Teen Takes D-Bag Fight to Appeals Court

More than two years have passed since Avery Doninger of Burlington typed the words in her online journal that sparked a statewide debate over whether students have the right to call school administrators "douche bags" while not on school property.  

Now, the case moves to whether Doninger's rights were violated when students supporting her in a battle against school officials were stopped from wearing T-shirts proclaiming that they were on her side, the Register Citizen reports

On Tuesday, the case began in the Second Circuit Court of Appeals in New York, where three judges will decide if officials from Lewis Mills High School violated Doninger's freedom of speech by not allowing students to wear “Team Avery” T-shirts when students gave election speeches for class office.

In court on Tuesday, Doninger vowed to fight "as far as necessary" for the right of students everywhere to speak of teachers and administrators as they see fit, the Waterbury Republican-American reports.

The controversy started when Doninger was 16 and wrote in her online journal how "pissed off" she was because the school had canceled an annual battle of the school bands that she had helped organize. The blog post was "not my finest moment," Doninger later admitted to MSNBC 

After posting her blog entry, she was disqualified her from running for senior class secretary as punishment, Doninger argued in a lawsuit, and she filed suit against the principal and superintendent, claiming her First Amendment rights were violated.  

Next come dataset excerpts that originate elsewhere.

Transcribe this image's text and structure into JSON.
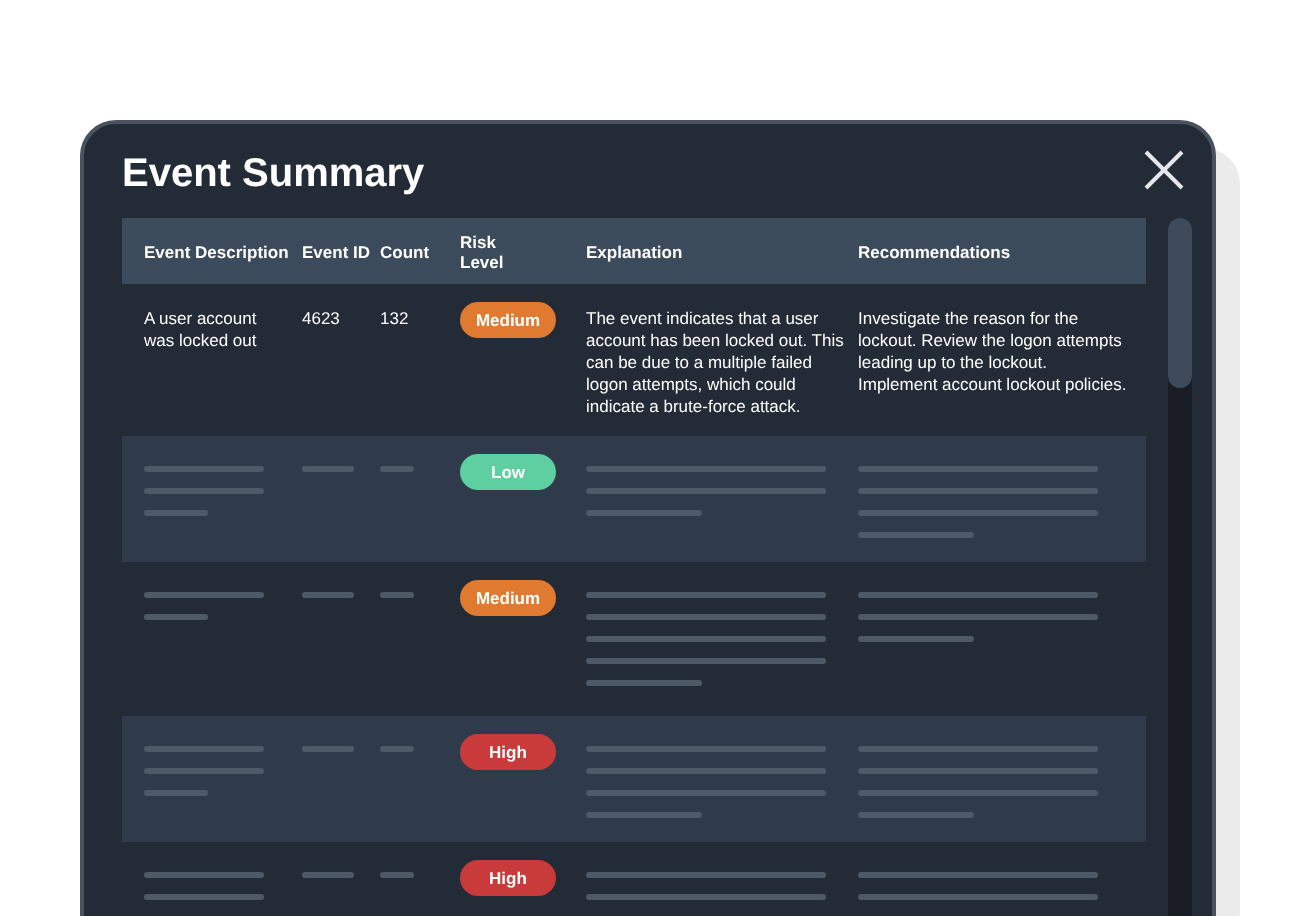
{
  "window": {
    "title": "Event Summary"
  },
  "table": {
    "columns": [
      "Event Description",
      "Event ID",
      "Count",
      "Risk Level",
      "Explanation",
      "Recommendations"
    ],
    "rows": [
      {
        "kind": "text",
        "description": "A user account was locked out",
        "event_id": "4623",
        "count": "132",
        "risk": {
          "label": "Medium",
          "color": "#e07a30"
        },
        "explanation": "The event indicates that a user account has been locked out. This can be due to a multiple failed logon attempts, which could indicate a brute-force attack.",
        "recommendations": "Investigate the reason for the lockout. Review the logon attempts leading up to the lockout. Implement account lockout policies."
      },
      {
        "kind": "skeleton",
        "risk": {
          "label": "Low",
          "color": "#5ecfa0"
        }
      },
      {
        "kind": "skeleton",
        "risk": {
          "label": "Medium",
          "color": "#e07a30"
        }
      },
      {
        "kind": "skeleton",
        "risk": {
          "label": "High",
          "color": "#c93a3a"
        }
      },
      {
        "kind": "skeleton",
        "risk": {
          "label": "High",
          "color": "#c93a3a"
        }
      }
    ]
  }
}
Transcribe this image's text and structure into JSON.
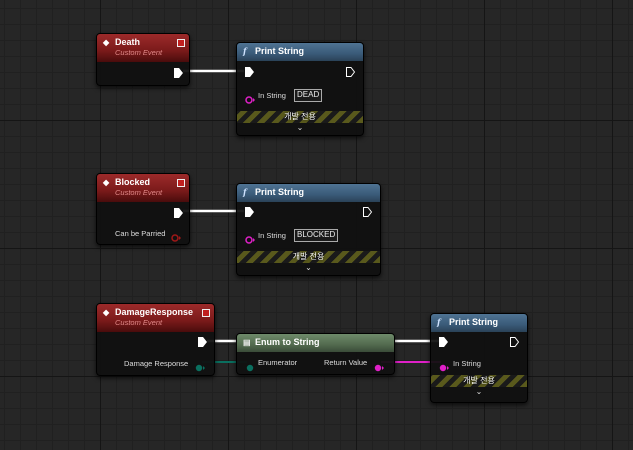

"I'm having trouble understanding how wearing of T-shirts is going to cause disruption," Judge José A. Cabranes, one of two panelists who did not hear the case during its first appearance before the same court in 2008, said, the Rep-Am reports. "I think we're all having difficulty following this line of reasoning."

Region 10 attorney Thomas R. Gerarde told the judges it was a disruption of education, the newspaper reports.